Pleading After Double Remuneration

Some political improprieties are too ugly and prominent to let go because they touch on the integrity of democracy. The double pay episode remains unrivalled in terms of its magnitude on the integrity scale and should not under any circumstances be swept under the carpet because the culprits belong to a special establishment in the political system.

As mentioned in an earlier commentary, what aggravates the situation is the fact that it involves persons who legislate on behalf of the people of this country; honourable personalities who are so special they enjoy certain privileges – those they represent do not.

If there are morality blunders which can be forgiven, double pay impropriety cannot be one of them, especially, when it is established beyond doubt that the beneficiaries were not oblivious to the unusual pay packets which they attracted.

We have heard about open and concealed sessions of begging the President to order a discontinuation of the case which is being handled by the Criminal Investigations Department (CID) and wish to express opprobrium about the efforts.

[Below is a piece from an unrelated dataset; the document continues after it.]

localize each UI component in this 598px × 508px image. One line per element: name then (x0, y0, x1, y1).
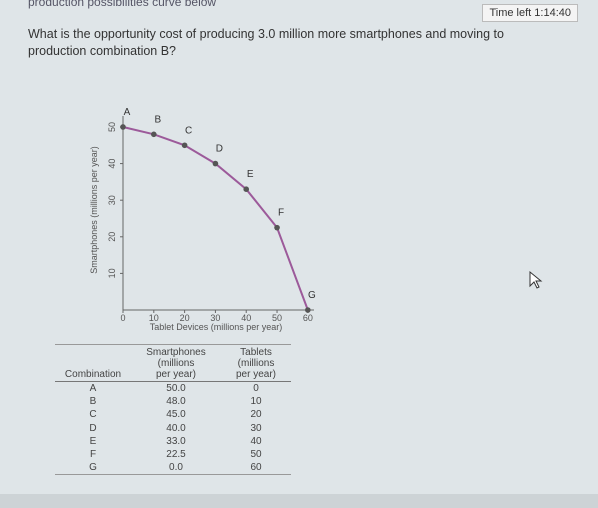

Besides being discriminatory, we would be creating an unacceptable precedence which is not good for the respectable political system we are building in the country. When a case of criminality is established against a certain class of citizens, this must be quashed. Not so, however, when the suspects or culprits are ordinary persons whose details have no place in the register of the influential in society.

We are constrained to condemn those who have embarked on this expedition of seeking a presidential intervention in a matter which is purely criminal in nature. These persons hardly have a thought about the integrity of governance vis a vis such moral shortcomings such as knowingly collecting double remuneration. There is a case of somebody who upon realizing that he had been credited with a double pay packet, returned same. The difference between this lone person and others is that he is morally upright but his colleagues are not.

The law must not only be working but be seen to be doing so regardless of whose ox is gored. That is the way to build a country. A country where the rule of law is trampled upon for the convenience of a special class of people is light years away from being considered part of the comity of the civilized.

The President and others should allow the law to work by ignoring those who had challenged the authenticity of the story when it was broken in the first instance by this newspaper. After all, the CID of the Ghana Police Service are deep in the case so to ask them to stand down on it is to send to them a bad message that the political class regardless of whether it belongs to the ruling government or the opposition, can always get away with such infractions.